Perlindungan Korban Kejahatan HAM Belum Maksimal
jpnn.com - JAKARTA -- Ketua Lembaga Perlindungan Saksi dan Korban Abdul Haris Semendawai mengatakan korban kejahatan dan pelanggaran Hak Asasi Manusia perlu mendapatkan perhatian serius. Menurutnya, selama ini perhatian terhadap korban kejahatan dan pelanggaran HAM belum diberikan secara maksimal.
"Korban kejahatan jarang diberikan perhatian. Aparat lebih fokus bagaimana pelaku kejahatan dijatuhi hukuman, sedangkan kebutuhan korban tidak diperhatikan. Padahal kebutuhan korban tidak hanya dengan cukup menghukum pelaku," ujar Haris saat konfrensi pers di sela-sela kegiatan Rapat Koordinasi Pemangku Kepentingan dalam Aktivitas Perlindungan dan Pemenuhan Hak Korban Kejahatan pada Proses Peradilan Pidana dan Penegakan HAM, di Ancol, Jakarta, Kamis (31/10).
Dalam kesempatan itu Haris didampingi Wakil Ketua LPSK Lies Sulistyani, Hasto Atmojo dan Edwin Partogi. Haris menegaskan, harus ada perhatian dan simpati besar terhadap korban kejahatan. Menurutnya, masyarakat internasional saja menyadari bahwa ketika terjadi pidana tidak cukup hanya dengan menghukum pelaku.
Tapi, juga harus memberikan penanganan yang layak terhadap korban kejahatan. Bahkan, kata dia, sudah dideklarasikan prinsip dasar keadilan bagi korban kejahatan dan penyalahgunaan kekuasaan. "Dalam deklarasi itu hak-hak korban diakui," ujarnya.

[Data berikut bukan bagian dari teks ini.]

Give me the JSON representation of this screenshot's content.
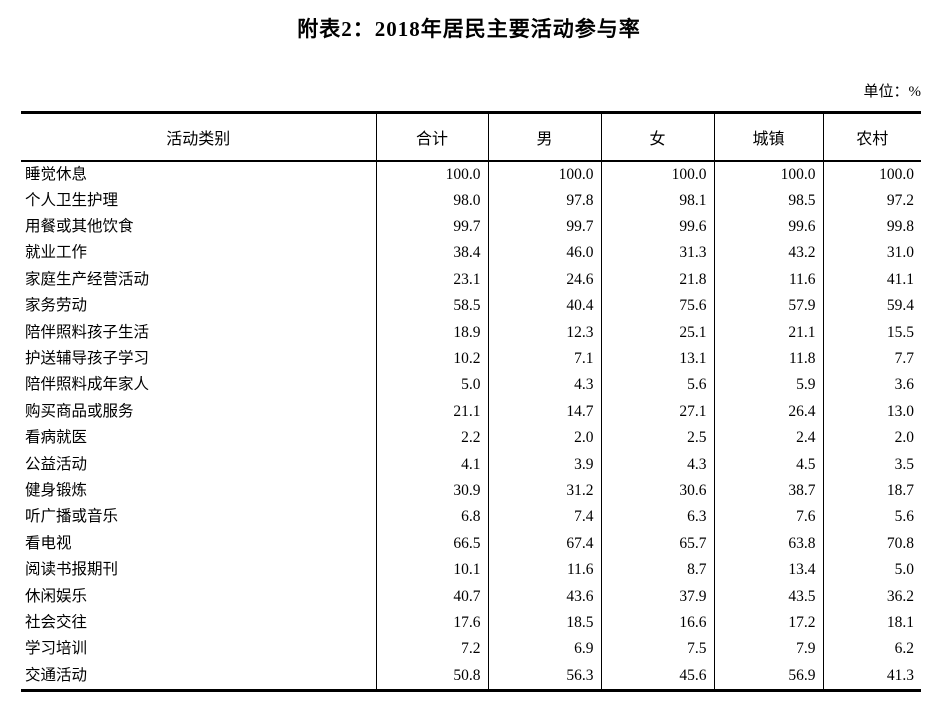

Di negeri ini, ia melanjutkan, sejak lahir Undang-undang nomor 13 tahun 2006 tentang Saksi dan Korban, barulah pengaturan hak korban mulai terinci. Bahkan, sudah ada lembaga yang khusus memberikan perhatian kepada mereka.
Menurutnya, UU tersebut terus disosialisasikan sehingga bisa terimplementasi dengan baik. Ia menambahkan, sejak lahirnya UU 13 itu, LPSK merupakan satu-satunya lembaga yang diamanatkan untuk memberikan hak reparasi dan perlindungan terhadap korban kejahatan selain terhadap saksi.
"Sehingga LPSK harus berkomitmen untuk memfasilitasi dan melayani korban memeroleh keadilan," ujarnya.
Namun, ia menyadari LPSK mesti bekerjasama dengan berbagai pihak untuk melakukan sinergitas. Menurutnya, LPSK kerap menemukan kendala dalam memfasilitasi pemberian ganti rugi (restitusi dan kompensasi) serta bantuan terhadap korban kejahatan. Salah satunya, lanjut Haris, masih lemahnya ketentuan pemberian reparasi terhadap korban dalam UU 13.